In case you don’t know what Marketing Mix Modeling is, imagine you are in a company selling stuff. To sell even more of that said stuff, you do advertising. At some point, you want to know how good your advertising was performing per channel, i.e., TV, radio, web banners, … and answer questions like: "This 1000 € that I put into TV ads that week, by how much did this increase my revenue?". Marketing mix modeling is a simple way to do that. You can find more information in my articles about it:

Introduction to Marketing Mix Modeling in Python

An Upgraded Marketing Mix Modeling in Python

The library I created is creatively called MaMiMo, and if you know how to use scikit-learn, you can also use this one. Let the fun begin with a simple

pip install mamimo

A Small Example

If you have read both of the top articles – which I assume from now on – you probably remember that we used an artificial dataset there. We then defined some saturation and carryover transformations to conduct marketing mix modeling. I put a similar but slightly more complicated example dataset into mamimo to get you started:

from mamimo.datasets import load_fake_mmm

data = load_fake_mmm()

X = data.drop(columns=['Sales'])
y = data['Sales']

This gives us a dataset with a date index on a weekly basis, three media channels, and a sales column that we want to explain.

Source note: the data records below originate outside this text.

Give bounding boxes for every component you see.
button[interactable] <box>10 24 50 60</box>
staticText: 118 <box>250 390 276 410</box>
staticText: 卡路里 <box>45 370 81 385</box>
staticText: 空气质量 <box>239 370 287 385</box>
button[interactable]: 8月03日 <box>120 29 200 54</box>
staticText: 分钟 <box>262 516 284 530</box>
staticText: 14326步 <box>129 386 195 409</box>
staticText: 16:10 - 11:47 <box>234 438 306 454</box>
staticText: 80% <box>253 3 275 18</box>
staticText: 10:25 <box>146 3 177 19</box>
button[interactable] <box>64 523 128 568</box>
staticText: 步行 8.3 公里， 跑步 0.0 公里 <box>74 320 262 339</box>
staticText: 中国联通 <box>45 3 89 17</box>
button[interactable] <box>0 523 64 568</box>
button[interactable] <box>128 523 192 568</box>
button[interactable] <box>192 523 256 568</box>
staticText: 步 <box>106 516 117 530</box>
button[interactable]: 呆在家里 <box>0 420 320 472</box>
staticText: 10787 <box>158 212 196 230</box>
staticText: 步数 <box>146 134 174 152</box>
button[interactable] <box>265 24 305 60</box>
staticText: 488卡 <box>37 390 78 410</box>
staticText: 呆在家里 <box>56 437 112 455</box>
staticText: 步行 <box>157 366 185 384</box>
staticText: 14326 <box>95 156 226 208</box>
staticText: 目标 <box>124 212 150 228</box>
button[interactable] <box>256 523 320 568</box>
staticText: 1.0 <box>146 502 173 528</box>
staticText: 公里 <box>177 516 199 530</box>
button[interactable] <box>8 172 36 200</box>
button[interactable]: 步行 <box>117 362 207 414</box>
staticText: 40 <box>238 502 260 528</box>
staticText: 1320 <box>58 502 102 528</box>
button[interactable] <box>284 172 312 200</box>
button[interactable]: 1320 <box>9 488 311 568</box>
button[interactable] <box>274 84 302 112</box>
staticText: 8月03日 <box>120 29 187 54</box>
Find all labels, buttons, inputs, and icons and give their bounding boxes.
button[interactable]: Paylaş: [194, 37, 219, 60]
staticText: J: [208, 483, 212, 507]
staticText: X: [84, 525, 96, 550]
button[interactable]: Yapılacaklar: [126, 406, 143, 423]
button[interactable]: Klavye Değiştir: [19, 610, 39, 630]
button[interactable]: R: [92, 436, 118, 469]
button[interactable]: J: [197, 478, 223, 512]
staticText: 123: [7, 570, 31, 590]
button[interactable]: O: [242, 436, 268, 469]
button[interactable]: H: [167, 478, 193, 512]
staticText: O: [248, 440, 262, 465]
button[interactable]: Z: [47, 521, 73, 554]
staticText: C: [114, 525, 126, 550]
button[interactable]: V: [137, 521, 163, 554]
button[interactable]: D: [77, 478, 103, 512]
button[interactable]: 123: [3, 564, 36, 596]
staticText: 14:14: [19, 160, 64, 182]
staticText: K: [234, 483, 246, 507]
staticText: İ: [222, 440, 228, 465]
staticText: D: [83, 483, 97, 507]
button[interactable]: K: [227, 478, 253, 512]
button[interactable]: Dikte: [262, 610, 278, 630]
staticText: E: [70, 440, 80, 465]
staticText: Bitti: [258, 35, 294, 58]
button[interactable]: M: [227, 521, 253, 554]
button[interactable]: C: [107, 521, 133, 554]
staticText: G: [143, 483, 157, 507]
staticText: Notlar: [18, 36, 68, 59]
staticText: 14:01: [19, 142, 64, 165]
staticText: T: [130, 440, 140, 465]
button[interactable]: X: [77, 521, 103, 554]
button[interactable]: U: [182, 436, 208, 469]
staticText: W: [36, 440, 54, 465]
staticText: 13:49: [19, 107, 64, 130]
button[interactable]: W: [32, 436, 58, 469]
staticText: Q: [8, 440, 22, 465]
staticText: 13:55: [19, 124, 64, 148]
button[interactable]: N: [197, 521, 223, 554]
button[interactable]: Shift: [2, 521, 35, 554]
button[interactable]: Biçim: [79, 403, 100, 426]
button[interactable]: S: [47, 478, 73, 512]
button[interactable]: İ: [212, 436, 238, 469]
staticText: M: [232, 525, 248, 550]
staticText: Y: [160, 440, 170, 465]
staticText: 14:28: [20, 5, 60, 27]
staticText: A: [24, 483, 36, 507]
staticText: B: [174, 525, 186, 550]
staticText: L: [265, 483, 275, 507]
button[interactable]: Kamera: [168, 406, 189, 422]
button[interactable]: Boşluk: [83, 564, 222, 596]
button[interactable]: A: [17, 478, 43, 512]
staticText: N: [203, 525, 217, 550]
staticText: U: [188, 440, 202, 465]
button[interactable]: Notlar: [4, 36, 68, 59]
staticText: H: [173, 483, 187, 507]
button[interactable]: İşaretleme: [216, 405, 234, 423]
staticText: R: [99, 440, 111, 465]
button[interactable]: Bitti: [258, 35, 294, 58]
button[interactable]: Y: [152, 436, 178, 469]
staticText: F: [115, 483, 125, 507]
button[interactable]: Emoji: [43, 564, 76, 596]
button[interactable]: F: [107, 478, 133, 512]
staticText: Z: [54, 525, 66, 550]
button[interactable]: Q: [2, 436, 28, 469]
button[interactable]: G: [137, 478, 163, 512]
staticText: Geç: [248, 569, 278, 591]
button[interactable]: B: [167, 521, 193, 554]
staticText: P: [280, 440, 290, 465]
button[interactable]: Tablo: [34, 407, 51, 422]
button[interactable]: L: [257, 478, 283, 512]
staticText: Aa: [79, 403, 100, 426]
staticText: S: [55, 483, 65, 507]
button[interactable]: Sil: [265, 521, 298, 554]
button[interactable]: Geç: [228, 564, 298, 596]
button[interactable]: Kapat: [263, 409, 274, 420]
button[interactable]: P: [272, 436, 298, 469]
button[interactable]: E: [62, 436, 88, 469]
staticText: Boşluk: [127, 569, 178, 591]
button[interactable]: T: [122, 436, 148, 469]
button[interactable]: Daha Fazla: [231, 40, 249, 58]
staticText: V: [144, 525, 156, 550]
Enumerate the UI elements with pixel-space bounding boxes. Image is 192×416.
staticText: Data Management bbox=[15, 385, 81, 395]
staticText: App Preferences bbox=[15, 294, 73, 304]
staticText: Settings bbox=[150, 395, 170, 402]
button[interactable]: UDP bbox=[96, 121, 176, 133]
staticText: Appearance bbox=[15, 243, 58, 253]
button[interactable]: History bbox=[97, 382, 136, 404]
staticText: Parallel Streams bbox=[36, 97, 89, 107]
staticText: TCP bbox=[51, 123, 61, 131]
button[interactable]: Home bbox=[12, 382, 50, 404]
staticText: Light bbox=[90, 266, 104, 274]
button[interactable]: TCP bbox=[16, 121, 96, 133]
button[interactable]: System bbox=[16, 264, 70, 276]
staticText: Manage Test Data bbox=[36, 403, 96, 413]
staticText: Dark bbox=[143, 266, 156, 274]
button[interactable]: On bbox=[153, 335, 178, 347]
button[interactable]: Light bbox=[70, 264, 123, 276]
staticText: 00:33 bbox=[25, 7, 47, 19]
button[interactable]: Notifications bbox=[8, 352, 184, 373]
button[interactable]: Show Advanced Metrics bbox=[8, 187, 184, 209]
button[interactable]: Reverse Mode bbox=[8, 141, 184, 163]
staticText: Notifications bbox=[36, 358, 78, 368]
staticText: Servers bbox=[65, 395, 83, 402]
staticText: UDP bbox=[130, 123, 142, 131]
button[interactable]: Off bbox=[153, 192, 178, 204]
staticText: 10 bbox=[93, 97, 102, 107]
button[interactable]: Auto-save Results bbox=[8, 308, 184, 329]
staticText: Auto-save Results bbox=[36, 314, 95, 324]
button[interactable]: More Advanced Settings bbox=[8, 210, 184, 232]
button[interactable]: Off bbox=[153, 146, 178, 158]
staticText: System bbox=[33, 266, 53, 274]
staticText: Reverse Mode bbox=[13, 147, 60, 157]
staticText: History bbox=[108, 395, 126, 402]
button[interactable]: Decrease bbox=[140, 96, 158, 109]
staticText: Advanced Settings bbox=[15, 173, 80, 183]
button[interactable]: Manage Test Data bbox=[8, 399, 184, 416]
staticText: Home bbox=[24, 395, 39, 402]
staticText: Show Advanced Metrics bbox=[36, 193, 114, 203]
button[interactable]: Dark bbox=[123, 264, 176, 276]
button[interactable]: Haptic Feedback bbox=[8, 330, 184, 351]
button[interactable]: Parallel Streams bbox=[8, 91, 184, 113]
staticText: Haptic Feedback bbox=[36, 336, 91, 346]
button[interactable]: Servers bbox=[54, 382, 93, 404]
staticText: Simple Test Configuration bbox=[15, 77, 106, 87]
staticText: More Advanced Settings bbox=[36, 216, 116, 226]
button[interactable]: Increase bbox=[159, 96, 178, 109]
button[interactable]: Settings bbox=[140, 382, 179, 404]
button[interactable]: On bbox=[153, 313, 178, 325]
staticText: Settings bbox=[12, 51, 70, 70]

Let us plot the sales to see what is going on:

Here, we can see a general upward trend. There might also be seasonality, but it is hard to tell just by looking at it. Let us also address the elephant in the room: this big spike in the first week of January 2020. We will assume this was a very important day for our product, not just an outlier.

However, let us keep it simple for the moment and just try to explain the sales using the TV, radio, and banner spendings. As in the second article, we want to build the following model:

Starting Out

We can straightforwardly implement this pipeline using mamimo’s carryover and saturation submodules, as well as its LinearRegression that is more flexible than scikit-learn’s version. What we need from scikit-learn, though, is the pipelining functionality.

As a reminder: ColumnTransformer applies different pipelines to different columns. We need it to have different hyperparameters for different channels.

from mamimo.carryover import ExponentialCarryover
from mamimo.saturation import ExponentialSaturation
from mamimo.linear_model import LinearRegression
from sklearn.compose import ColumnTransformer
from sklearn.pipeline import Pipeline

adstock = ColumnTransformer(
    [
     ('tv_pipe', Pipeline([
            ('carryover', ExponentialCarryover()),
            ('saturation', ExponentialSaturation())
     ]), ['TV']),
     ('radio_pipe', Pipeline([
            ('carryover', ExponentialCarryover()),
            ('saturation', ExponentialSaturation())
     ]), ['Radio']),
     ('banners_pipe', Pipeline([
            ('carryover', ExponentialCarryover()),
            ('saturation', ExponentialSaturation())
     ]), ['Banners']),
    ]
)

model = Pipeline([
    ('adstock', adstock),
    ('regression', LinearRegression(positive=True))
])

This yields a model that is not very good on its own because it still needs hyperparameter tuning.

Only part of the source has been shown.